The play excerpts are melodramatic, but while many of the poems are also about pain and suffering — for example, Epitaph, about the hanging of an enslaved person, with its first line being, "They hanged him on a clement morning" — they are generally subtle. And some are about love and compassion.

They are also, on the whole, difficult. That' is why it was helpful that Williams both directed the play and designed the set. The backdrop's central image is a picture of Scott's face superimposed on large bits of broken glass, with a bird flying over his head. The walls around the stage are also broken up.

Here is Williams' rationale for the design:

"The set is intended to represent the fact that what you are presented with are extracts of the plays, and they are woven in a sophisticated and almost surreal way with the poems.

"And the focal point is the artist (Scott) and his literary and theatrical legacy, ever-present with its overarching symbolic motif of the creative imagination. I guess the intended impact was one of transcendence. Taking flight like a flock of birds."

With most of the actors embodying their characters, and getting into their skins, as it were, the acting is at least good. Some of it is excellent. Clear, expressive speech assists in character building, and it is the best I've heard in a School of Drama production for decades.

Williams explains, "I was very fortunate to have a group of talented and technically proficient students from second to fourth year. They loved what they were doing and trusted my madness as I continued to create (cutting and adding) material throughout the process. As [it] regards getting them to speak the language clearly and intelligently, that took detailed and concentrated work on a few of them. I am very proud of their evolution."

Their love is communicated to the audience, and we enjoy what we see on stage because of their love. We reward them with applause and laughter as well as with groans of sympathy. Paradoxically, one of the characters is able to get both laughter and sympathy — the betrayed Man (Alvin Wilson) in The Passionate Cabbage.

Other actors who deserve commendation are Jasmine Collins, for her role as the flighty Angela in Annabel Campbell, her Woman in Cabbage, and her powerful dramatisation of Guard Ring; Jordann Waugh, for her restrained, smouldering characterisation of Annabel Campbell; Sajay Deacon as her son/husband John; Jesse McClure as Stone in An Echo in the Bone and his rendition, with others, of the poems Uncle Time and Letter to My Son; and Abijah Warren as Mummy in Dog. Other audiences might see other actors in these roles as there is double casting.

John DaCosta's sensitive lighting and the stylistic, energetic choreography of Marlon Simms enhanced the show's visual appeal. Long-time costume designer for School of Drama productions Stacy-Ann Banton made both colourful and drab clothing interesting.

The production is being staged in the School's Dennis Scott Studio Theatre, and in his director's notes, Williams reminds the current generation of theatre-goers that Scott, who died in 1991, was a past director of the School of Drama. He adds that Scott was "a mentor to many of us who have worked with him as student and faculty. His particular vision of Caribbean Theatre and pedagogy is a legacy that continues to influence our own work as teachers and directors.

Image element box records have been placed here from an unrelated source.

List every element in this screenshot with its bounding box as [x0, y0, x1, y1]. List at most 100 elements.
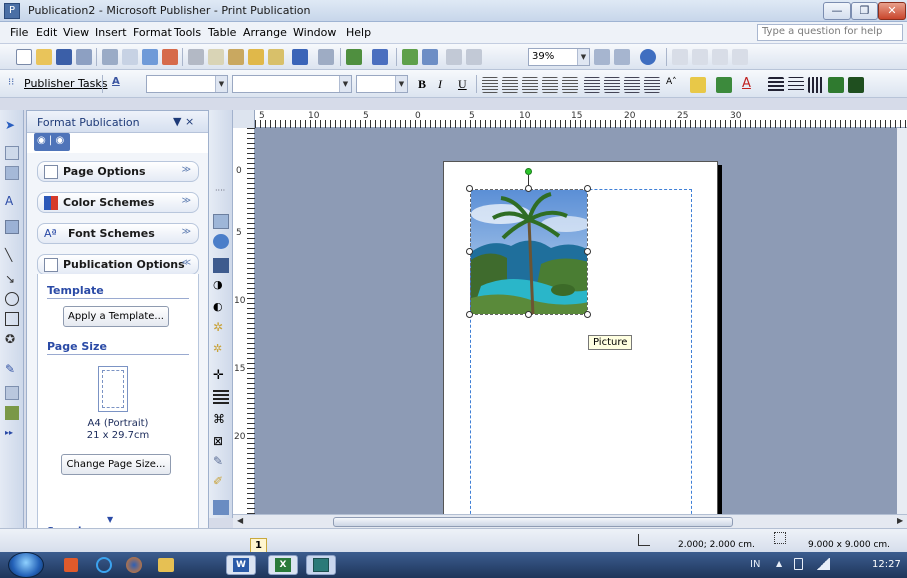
crop-icon[interactable]: ✛: [213, 368, 229, 383]
menu-insert[interactable]: Insert: [95, 26, 127, 39]
more-brightness-icon[interactable]: ◐: [213, 300, 229, 315]
style-combo[interactable]: ▼: [146, 75, 228, 93]
task-pane-menu-close[interactable]: ▼ ×: [173, 115, 194, 128]
menu-file[interactable]: File: [10, 26, 28, 39]
font-size-increase-icon[interactable]: A˄: [666, 77, 682, 93]
undo-icon[interactable]: [292, 49, 308, 65]
unlink-icon[interactable]: [692, 49, 708, 65]
resize-handle-n[interactable]: [525, 185, 532, 192]
align-left-icon[interactable]: [482, 77, 498, 93]
minimize-button[interactable]: —: [823, 2, 851, 20]
task-pane-nav-buttons[interactable]: ◉ | ◉: [34, 133, 70, 151]
rotation-handle[interactable]: [525, 168, 532, 175]
firefox-icon[interactable]: [126, 557, 142, 573]
resize-handle-w[interactable]: [466, 248, 473, 255]
oval-tool-icon[interactable]: [5, 292, 19, 306]
resize-handle-nw[interactable]: [466, 185, 473, 192]
arrow-tool-icon[interactable]: ↘: [5, 272, 19, 286]
increase-indent-icon[interactable]: [644, 77, 660, 93]
battery-icon[interactable]: [794, 558, 803, 570]
text-box-icon[interactable]: [5, 146, 19, 160]
scroll-down-icon[interactable]: ▼: [107, 515, 113, 524]
cut-icon[interactable]: [188, 49, 204, 65]
underline-button[interactable]: U: [458, 77, 467, 92]
menu-format[interactable]: Format: [133, 26, 172, 39]
menu-window[interactable]: Window: [293, 26, 336, 39]
align-center-icon[interactable]: [502, 77, 518, 93]
open-icon[interactable]: [36, 49, 52, 65]
form-control-icon[interactable]: [5, 386, 19, 400]
numbering-icon[interactable]: [584, 77, 600, 93]
explorer-icon[interactable]: [158, 558, 174, 572]
insert-hyperlink-icon[interactable]: [402, 49, 418, 65]
section-page-options[interactable]: Page Options ≫: [37, 161, 199, 182]
font-size-combo[interactable]: ▼: [356, 75, 408, 93]
zoom-in-icon[interactable]: [614, 49, 630, 65]
help-icon[interactable]: [640, 49, 656, 65]
web-preview-icon[interactable]: [422, 49, 438, 65]
publication-canvas[interactable]: Picture: [255, 128, 907, 514]
format-picture-icon[interactable]: ✎: [213, 454, 229, 469]
excel-task-button[interactable]: X: [268, 555, 298, 575]
bullets-icon[interactable]: [604, 77, 620, 93]
bold-button[interactable]: B: [418, 77, 426, 92]
insert-picture-icon[interactable]: [213, 214, 229, 229]
resize-handle-sw[interactable]: [466, 311, 473, 318]
frame-next-icon[interactable]: [732, 49, 748, 65]
change-page-size-button[interactable]: Change Page Size...: [61, 454, 171, 475]
line-spacing-icon[interactable]: [562, 77, 578, 93]
publisher-tasks-button[interactable]: Publisher Tasks: [24, 77, 107, 90]
line-style-icon[interactable]: [768, 77, 784, 93]
autoshapes-icon[interactable]: ✪: [5, 332, 19, 346]
toolbar-options-icon[interactable]: ▸▸: [5, 428, 19, 442]
section-font-schemes[interactable]: Aª Font Schemes ≫: [37, 223, 199, 244]
section-color-schemes[interactable]: Color Schemes ≫: [37, 192, 199, 213]
word-task-button[interactable]: W: [226, 555, 256, 575]
insert-table-icon[interactable]: [5, 166, 19, 180]
hot-spot-icon[interactable]: ✎: [5, 362, 19, 376]
line-tool-icon[interactable]: ╲: [5, 248, 19, 262]
scroll-right-icon[interactable]: ▶: [897, 516, 903, 525]
dash-style-icon[interactable]: [788, 77, 804, 93]
apply-template-button[interactable]: Apply a Template...: [63, 306, 169, 327]
start-button[interactable]: [8, 552, 44, 578]
scroll-left-icon[interactable]: ◀: [237, 516, 243, 525]
justify-icon[interactable]: [542, 77, 558, 93]
vertical-ruler[interactable]: 0 5 10 15 20: [233, 128, 255, 514]
zoom-out-icon[interactable]: [594, 49, 610, 65]
show-hidden-icons[interactable]: ▲: [776, 559, 782, 568]
brush-icon[interactable]: [268, 49, 284, 65]
horizontal-ruler[interactable]: 5 10 5 0 5 10 15 20 25 30: [233, 110, 907, 128]
rectangle-tool-icon[interactable]: [5, 312, 19, 326]
select-pointer-icon[interactable]: ➤: [5, 118, 19, 132]
menu-view[interactable]: View: [63, 26, 89, 39]
ie-icon[interactable]: [96, 557, 112, 573]
less-brightness-icon[interactable]: ✲: [213, 320, 229, 335]
new-icon[interactable]: [16, 49, 32, 65]
ruler-corner[interactable]: [233, 110, 255, 128]
frame-icon[interactable]: [712, 49, 728, 65]
pilcrow-icon[interactable]: [466, 49, 482, 65]
resize-handle-s[interactable]: [525, 311, 532, 318]
resize-handle-se[interactable]: [584, 311, 591, 318]
design-gallery-icon[interactable]: [5, 406, 19, 420]
menu-tools[interactable]: Tools: [174, 26, 201, 39]
fill-color-icon[interactable]: [690, 77, 706, 93]
wordart-icon[interactable]: A: [5, 194, 19, 208]
research-icon[interactable]: [162, 49, 178, 65]
print-preview-icon[interactable]: [102, 49, 118, 65]
page-sorter-button[interactable]: 1: [250, 538, 267, 553]
reset-picture-icon[interactable]: [213, 500, 229, 515]
line-style-icon[interactable]: [213, 390, 229, 405]
decrease-indent-icon[interactable]: [624, 77, 640, 93]
publication-page[interactable]: [443, 161, 718, 514]
office-icon[interactable]: [64, 558, 78, 572]
spelling-icon[interactable]: [142, 49, 158, 65]
set-transparent-color-icon[interactable]: ✐: [213, 474, 229, 489]
clock[interactable]: 12:27: [872, 559, 901, 570]
vertical-scrollbar[interactable]: [897, 128, 907, 514]
text-wrapping-icon[interactable]: ⊠: [213, 434, 229, 449]
arrow-style-icon[interactable]: [808, 77, 824, 93]
link-icon[interactable]: [672, 49, 688, 65]
close-button[interactable]: ✕: [878, 2, 906, 20]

"I particularly wanted to introduce students to his legacy and to celebrate with theatre audiences a collage of plays known and perhaps unknown as well as poetry that they might find inspiring and refreshing on stage."

Ultimately, Williams emailed me after the show. He wanted the audience to have "an entertaining evening." Certainly, on the second night of the production, when I saw it, he succeeded.